Personal loans are taken for multiple purposes; these are unsecured loans and are offered by financial institutions at high rates. Defaulting on any loan can impact the credit rating negatively. Any loan default involves paying late/missed payment charges and interest on the overdue amount as well. Below we look at the common causes of default on personal loans:
Personal loans are taken for miscellaneous purposes and unlike in the case of an auto or home loan there is no LTV ratio. The applicant can apply for a loan amount as per his/her choice and requirement and lenders sanction a loan based on the income levels of the applicant along with a few other factors. Lenders check debt to income ratio, credit reports and income statements before accepting the loan application. However there might be times when the borrower may still manage to borrow more than he/she can afford to repay as EMIs. Borrower may find it difficult to pay the installments due to a rise in expenditure or fall in income, whether expected or unexpected. Before applying for a loan assess your future inflow and outflow so that you borrow only the amount for which you are able to repay the EMIs.

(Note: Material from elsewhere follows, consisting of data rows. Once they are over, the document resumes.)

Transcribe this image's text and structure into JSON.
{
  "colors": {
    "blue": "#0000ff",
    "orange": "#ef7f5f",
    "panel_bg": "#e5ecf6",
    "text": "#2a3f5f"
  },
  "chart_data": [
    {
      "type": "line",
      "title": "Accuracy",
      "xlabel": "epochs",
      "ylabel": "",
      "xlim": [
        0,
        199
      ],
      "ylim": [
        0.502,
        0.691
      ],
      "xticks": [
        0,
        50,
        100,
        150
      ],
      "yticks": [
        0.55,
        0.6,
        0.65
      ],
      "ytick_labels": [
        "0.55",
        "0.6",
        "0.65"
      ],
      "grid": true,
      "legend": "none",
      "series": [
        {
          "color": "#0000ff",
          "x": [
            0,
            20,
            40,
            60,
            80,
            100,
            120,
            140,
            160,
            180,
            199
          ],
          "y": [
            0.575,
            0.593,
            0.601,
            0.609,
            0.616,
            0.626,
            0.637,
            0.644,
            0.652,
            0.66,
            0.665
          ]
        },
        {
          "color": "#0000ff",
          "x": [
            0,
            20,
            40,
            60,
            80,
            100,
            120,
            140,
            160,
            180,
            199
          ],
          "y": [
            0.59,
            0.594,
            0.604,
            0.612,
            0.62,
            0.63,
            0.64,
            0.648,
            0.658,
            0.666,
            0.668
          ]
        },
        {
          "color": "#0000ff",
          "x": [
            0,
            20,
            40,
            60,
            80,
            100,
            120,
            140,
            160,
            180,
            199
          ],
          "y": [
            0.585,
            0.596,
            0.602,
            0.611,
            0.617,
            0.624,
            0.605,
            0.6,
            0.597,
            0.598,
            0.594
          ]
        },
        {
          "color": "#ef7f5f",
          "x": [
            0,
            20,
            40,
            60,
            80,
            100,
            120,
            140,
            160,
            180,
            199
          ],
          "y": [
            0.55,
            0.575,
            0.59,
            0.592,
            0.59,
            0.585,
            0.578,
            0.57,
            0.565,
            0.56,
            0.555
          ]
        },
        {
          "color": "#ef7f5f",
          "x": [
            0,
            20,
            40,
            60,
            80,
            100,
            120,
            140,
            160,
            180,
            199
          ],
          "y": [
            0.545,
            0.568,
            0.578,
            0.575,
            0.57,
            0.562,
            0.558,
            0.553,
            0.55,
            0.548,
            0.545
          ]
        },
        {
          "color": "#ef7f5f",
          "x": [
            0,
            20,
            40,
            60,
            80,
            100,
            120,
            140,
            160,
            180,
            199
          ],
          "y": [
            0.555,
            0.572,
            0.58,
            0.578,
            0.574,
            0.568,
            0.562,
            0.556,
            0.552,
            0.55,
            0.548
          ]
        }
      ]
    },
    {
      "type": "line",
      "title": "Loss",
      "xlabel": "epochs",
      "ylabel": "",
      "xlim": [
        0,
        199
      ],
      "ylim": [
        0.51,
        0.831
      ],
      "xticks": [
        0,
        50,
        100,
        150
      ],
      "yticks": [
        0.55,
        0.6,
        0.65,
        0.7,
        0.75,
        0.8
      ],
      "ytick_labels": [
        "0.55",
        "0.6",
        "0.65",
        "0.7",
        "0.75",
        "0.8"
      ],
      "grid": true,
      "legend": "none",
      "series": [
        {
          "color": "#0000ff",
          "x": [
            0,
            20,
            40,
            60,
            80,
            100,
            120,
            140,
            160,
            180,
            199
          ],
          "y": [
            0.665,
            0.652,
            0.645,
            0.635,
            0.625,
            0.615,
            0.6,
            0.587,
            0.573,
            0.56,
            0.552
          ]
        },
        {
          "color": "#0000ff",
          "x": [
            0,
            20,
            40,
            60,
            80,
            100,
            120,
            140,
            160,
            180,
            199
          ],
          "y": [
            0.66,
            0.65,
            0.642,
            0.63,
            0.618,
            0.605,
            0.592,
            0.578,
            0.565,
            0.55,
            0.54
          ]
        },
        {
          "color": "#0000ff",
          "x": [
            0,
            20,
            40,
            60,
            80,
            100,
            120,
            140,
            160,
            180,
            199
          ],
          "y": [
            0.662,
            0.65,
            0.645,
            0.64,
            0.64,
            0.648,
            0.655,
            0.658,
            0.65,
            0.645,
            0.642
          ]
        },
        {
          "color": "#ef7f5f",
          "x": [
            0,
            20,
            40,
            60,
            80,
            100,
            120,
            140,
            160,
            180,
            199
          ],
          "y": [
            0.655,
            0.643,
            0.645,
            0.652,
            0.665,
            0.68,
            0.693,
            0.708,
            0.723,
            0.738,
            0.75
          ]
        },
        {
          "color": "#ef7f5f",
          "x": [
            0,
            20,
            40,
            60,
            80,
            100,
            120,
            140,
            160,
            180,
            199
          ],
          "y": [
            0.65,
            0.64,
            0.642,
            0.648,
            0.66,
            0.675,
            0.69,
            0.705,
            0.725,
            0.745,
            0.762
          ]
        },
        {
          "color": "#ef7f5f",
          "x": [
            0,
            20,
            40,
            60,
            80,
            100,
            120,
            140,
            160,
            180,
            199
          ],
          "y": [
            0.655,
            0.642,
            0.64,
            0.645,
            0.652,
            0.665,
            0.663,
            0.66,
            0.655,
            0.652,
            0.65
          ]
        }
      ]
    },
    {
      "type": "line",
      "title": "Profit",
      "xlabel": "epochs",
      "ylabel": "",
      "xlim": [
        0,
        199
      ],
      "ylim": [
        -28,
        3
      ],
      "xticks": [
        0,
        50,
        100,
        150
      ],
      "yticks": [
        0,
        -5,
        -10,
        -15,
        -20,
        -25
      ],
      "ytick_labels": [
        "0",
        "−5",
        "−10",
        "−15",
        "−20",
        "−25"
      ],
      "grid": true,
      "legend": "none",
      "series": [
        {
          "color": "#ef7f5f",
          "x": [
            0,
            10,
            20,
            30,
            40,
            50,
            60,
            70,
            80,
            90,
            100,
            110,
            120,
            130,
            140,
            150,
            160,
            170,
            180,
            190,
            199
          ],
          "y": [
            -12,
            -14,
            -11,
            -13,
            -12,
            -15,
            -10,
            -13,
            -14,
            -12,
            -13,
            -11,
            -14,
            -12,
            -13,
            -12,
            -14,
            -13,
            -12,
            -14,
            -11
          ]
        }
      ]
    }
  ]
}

Another common cause for default is lack of planning. If you have taken a loan or loans then you know what your EMI burden would be for each month so you must ensure that you manage your finances in such a way that the EMIs are not missed. Make sure that the basic payments and the installments are paid before you make any non-necessary or discretionary expenditure. In case at some point of time you feel that you will not be able to service a loan then it is better to get in touch with the lender. The lender may restructure the loan so that you find it easier to service the loan due to a bigger tenure and lower EMIs.
There might be times when a borrower defaults because of being irresponsible and forgetful. Lenders check the CIR before accepting a loan application, if there have been cases of default in the past then getting a personal loan for CIBIL defaulters will be difficult. However if there were no defaults in the past or one does manage to get a loan despite defaults then it is important that there are no further defaults. Defaults may happen if the borrower forgets to pay the dues on time or does not fund the account in time for the EMI to be deducted due to sheer negligence.
Defaults may also happen because the borrower has no intention of repaying the amount he/she has borrowed. Here it's not the inability of the borrower to repay the dues or forgetfulness that is the cause of default but the borrower has no desire of repaying the dues. Personal default cases hit the lenders the hardest as there is no asset as in the case of a home loan or auto loan which can be repossessed to recover the amount. Keeping this risk in mind personal loans are sanctioned at higher interest rates. It is important to mention here that any default whether willful or otherwise is reported to the credit rating agencies and impacts the credit rating of the individual thereby making it difficult to get a loan and in some cases even a job in the future.
Irrespective of the type of loan or one must always ensure that they borrow responsibly and follow the basic tenets of staying credit healthy. Going through your credit report once in a while keeps you updated about your credit health.